Here's a summary of mistral.ai's development roadmap coming from the memo:

The first 6 months of Mistral have been wildly successful, and frankly achieved every expectation set by the memo and more. They released their first teaser model, Mistral 7B, at the end of September. A very small model in size but with performance that was not expected originally for such a small model. The AI community absolutely loved this model and very quickly fine-tuned their own model using Mistral 7B as their base model for transfer learning (e.g. Zephir, Dolphin). It has very quickly become a preferred model for fine tuning LLM, in a very short time.

The memo talks about raising 200M in Q3 2024. As of December 2023 (9 months earlier), this has already been secured with a 385 Millions raised at a 2Bn valuation. In that sense, Mistral has overachieved their objectives for 2023, after only 6 months of operations.

On December 8th 2023, last week, they released a new model, larger (Mixture of experts implementation 8X7B), that gets frighteningly close to performance of GPT 3.5, for quite possibly an order of magnitude less in compute cost to run inferences. The reception by the community has been phenomenal. Still too early to tell what will be the impact, but we should expect fine tunings from hackers that will get tremendous performance. How good it will get, we don’t know yet.

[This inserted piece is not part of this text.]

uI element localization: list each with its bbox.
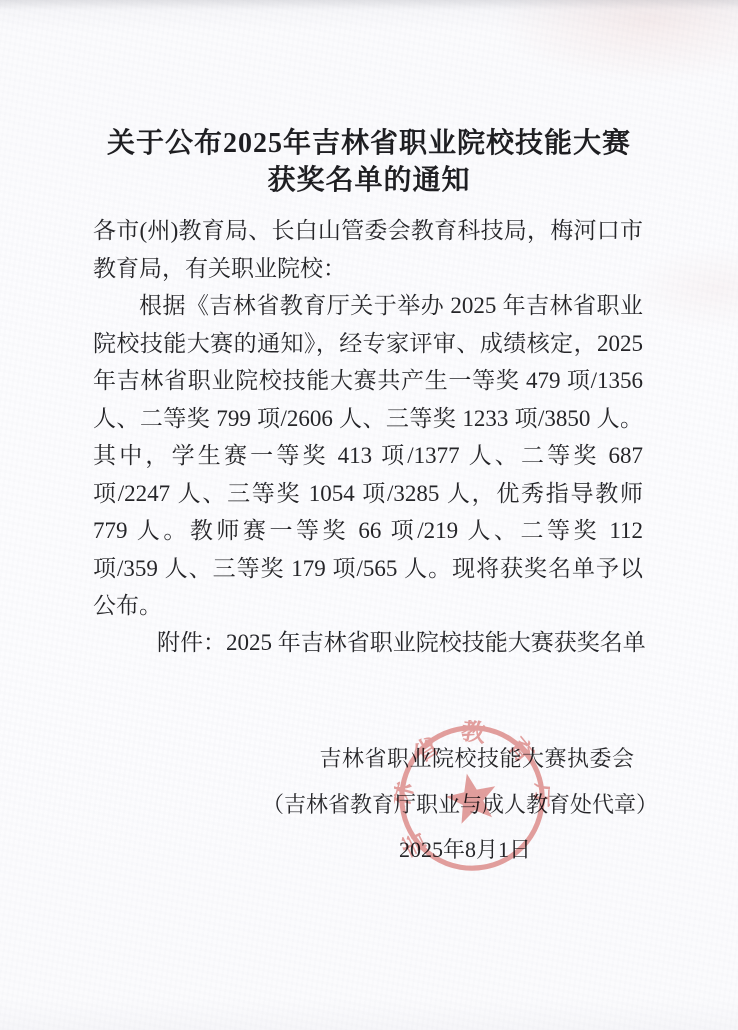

Now GPT4 is still way ahead, and Openai have access to a vast amount of compute to work on GPT5, so let’s see how the race goes. However, we could say that Openai is to Mistral what Microsoft/Windows is to Redhat/Linux: today the whole web runs on open source software, tomorrow the whole AI could run on open models. An open-source, or more specifically open-weight strategy, completely makes sense, and to me and many hackers out there, it is very appealing.

Mistral's position on open sourcing has been clear from the very beginning with their strategic memo, and we can hope that they have enough influence in France and Europe to push for a meaningful AI agenda. It looks like Cedric O, one of the founders, who used to be Secretary of State for digital affairs under Macron, the current French president, is having some subtantial influence.

Open-weight vs close weigh

Arthur Mensch's tweet I mentioned earlier had an interesting reply:

I strongly recommend Jeremy’s essay AI Safety and the Age of Dislightenment. It critically examines proposals for strict AI model licensing and surveillance, arguing that they may be ineffective or even harmful, potentially centralising power and undermining progress in society. It echoes the Mistral strategic memo on open models on various points but goes in much much more depth.

Unfortunately, the AI Act is not really reflecting advice made from the essay and it’s a shame that we’re already regulating LLM with the deal in place. It looks like Sam Altman and Openai's narrative for strong regulation has impacted the AI Act in some ways. It’s no secret that Openai has been lobbying hard for this in both the US and Europe.

I’m a little mad about this.

However, I’m very hopeful for the future. Open models such as Mistral are popping up every day, and their performance is getting closer and closer to proprietary models. The AI community is also very excited about this, and are simply happy they can play with models and apply their own fine tunings. It is truly an interesting time for AI.